Saturday 18 November 2017

Building to begin on children's hospital next summer

Eilish O'Regan Health Correspondent

THE first sod for the new national children's hospital in Dublin's north inner city should finally be turned before next summer -- subject to planning permission and funding.

The planning application to build the €650m hospital on the site of the Mater Hospital was submitted yesterday to An Bord Pleanala by the development board overseeing the controversial project.

A key element of the application involves proposals to improve access to the hospital and ease congestion around the site, one of the main problems cited by opponents of the Mater location.

Engineer Tony Horan said he carried out a detailed traffic assessment and had proposed several measures aimed at reducing pressure on Eccles Street, the hospital's main entrance.

"These include a second access point to the car park on the North Circular Road, the removal of some of the on-street parking in Eccles Street, and creating a four-lane access road at the front of the hospital," he said.

The 445-bed hospital will also have an underground car park with capacity for 972 cars. It it is expected there will be around 4,000 inward and outward motor journeys to the hospital daily.

The 16-storey building, designed by O'Connell Mahon Architects, which will incorporate the three existing children's hospitals, is scheduled to open in 2016.

However, it first has to get the green light from planners -- and, crucially, the required €450m in funding from the cash-strapped Government has to be in place. The Government is expected to make it a priority even if other capital projects have to be sacrificed.

Architect Sean Mahon, who unveiled the plans yesterday, said it was designed to allow for expansion. "Temple St Hospital will also be made available for children's hospital functions in the future. This is separate to the proposed maternity hospital, which will be a separate development."

Board chief executive Eilish Hardiman said they would know by September if the funding had been agreed. It is expected that around €11m of the Government's investment will be needed to cover 'enabling' works at the hospital over the next 12 months.

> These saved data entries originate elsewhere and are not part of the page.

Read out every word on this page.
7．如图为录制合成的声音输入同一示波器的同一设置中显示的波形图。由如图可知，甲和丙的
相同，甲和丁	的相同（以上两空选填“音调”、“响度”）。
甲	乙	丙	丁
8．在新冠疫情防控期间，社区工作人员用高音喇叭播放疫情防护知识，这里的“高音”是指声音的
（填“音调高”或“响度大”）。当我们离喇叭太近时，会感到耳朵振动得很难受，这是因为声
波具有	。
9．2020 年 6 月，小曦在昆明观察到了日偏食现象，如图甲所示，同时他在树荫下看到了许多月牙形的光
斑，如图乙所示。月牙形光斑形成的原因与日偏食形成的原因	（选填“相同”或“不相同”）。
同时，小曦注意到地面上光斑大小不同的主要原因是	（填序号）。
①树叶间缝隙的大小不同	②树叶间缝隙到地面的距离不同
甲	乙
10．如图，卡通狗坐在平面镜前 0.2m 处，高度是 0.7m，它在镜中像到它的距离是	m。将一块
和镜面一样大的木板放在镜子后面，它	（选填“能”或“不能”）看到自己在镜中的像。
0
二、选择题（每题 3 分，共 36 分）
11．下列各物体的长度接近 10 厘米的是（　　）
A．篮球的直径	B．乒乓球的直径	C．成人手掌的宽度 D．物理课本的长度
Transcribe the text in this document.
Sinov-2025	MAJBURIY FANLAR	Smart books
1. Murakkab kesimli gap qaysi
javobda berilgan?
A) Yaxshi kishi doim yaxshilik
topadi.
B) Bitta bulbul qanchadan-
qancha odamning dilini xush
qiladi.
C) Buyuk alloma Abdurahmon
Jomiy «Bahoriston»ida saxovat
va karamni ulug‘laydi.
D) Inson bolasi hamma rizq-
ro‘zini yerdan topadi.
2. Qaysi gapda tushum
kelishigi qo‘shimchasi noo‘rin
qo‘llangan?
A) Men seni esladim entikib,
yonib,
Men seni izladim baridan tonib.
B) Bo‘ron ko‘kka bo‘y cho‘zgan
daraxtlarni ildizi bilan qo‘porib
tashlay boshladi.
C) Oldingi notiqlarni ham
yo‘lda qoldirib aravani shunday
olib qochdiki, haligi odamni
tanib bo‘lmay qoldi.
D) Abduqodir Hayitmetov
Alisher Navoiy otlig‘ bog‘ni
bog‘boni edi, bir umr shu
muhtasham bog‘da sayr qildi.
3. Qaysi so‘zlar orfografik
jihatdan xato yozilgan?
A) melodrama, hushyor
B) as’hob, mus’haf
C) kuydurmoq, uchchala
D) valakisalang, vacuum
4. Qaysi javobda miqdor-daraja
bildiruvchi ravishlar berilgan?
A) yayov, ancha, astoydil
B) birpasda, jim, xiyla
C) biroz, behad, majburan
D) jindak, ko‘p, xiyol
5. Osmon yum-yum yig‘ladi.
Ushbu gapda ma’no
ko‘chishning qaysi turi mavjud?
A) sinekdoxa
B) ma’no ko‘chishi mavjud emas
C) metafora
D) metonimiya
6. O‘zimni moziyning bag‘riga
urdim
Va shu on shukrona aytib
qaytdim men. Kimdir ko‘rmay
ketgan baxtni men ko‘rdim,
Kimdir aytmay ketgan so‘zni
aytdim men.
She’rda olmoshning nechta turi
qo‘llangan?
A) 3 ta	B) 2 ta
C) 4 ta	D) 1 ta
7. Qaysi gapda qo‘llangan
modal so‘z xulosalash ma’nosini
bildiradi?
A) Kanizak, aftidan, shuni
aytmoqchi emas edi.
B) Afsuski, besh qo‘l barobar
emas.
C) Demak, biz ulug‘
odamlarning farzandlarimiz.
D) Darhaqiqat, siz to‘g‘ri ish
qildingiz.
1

But until it goes to tender the building cost per year has not been finalised.

The project will create up to 1,500 construction jobs. The development board is hopeful it will get the planning go-ahead with around €30m already spent on the project. It is costing €250,000 to pay staff and fund contracts with design teams and other experts.

Medical director Dr Alf Nicholson said it would include proper accommodation for parents who currently have to sit in chairs or lie on mattresses in multibed wards in the existing children's hospitals.

The upper level will contain children's wards which are all light-filled single rooms overlooking the city. It will have 392 in-patient beds and 53 day-care beds.

The middle tier is a green landscaped area known as a therapy park, while the lower levels will incorporate the emergency department.

An ambulatory and urgent care facility will be opened in Tallaght Hospital and a submission is in place to have this available round the clock to prevent unnecessary admissions to the main hospital.

Ms Hardiman said the new hospital could be run with 2,700 staff, which is less than the combined total in the existing three children's hospitals.

The public can make submissions to An Bord Pleanala until September 14.

An oral hearing is due in December or January with a decision before next May.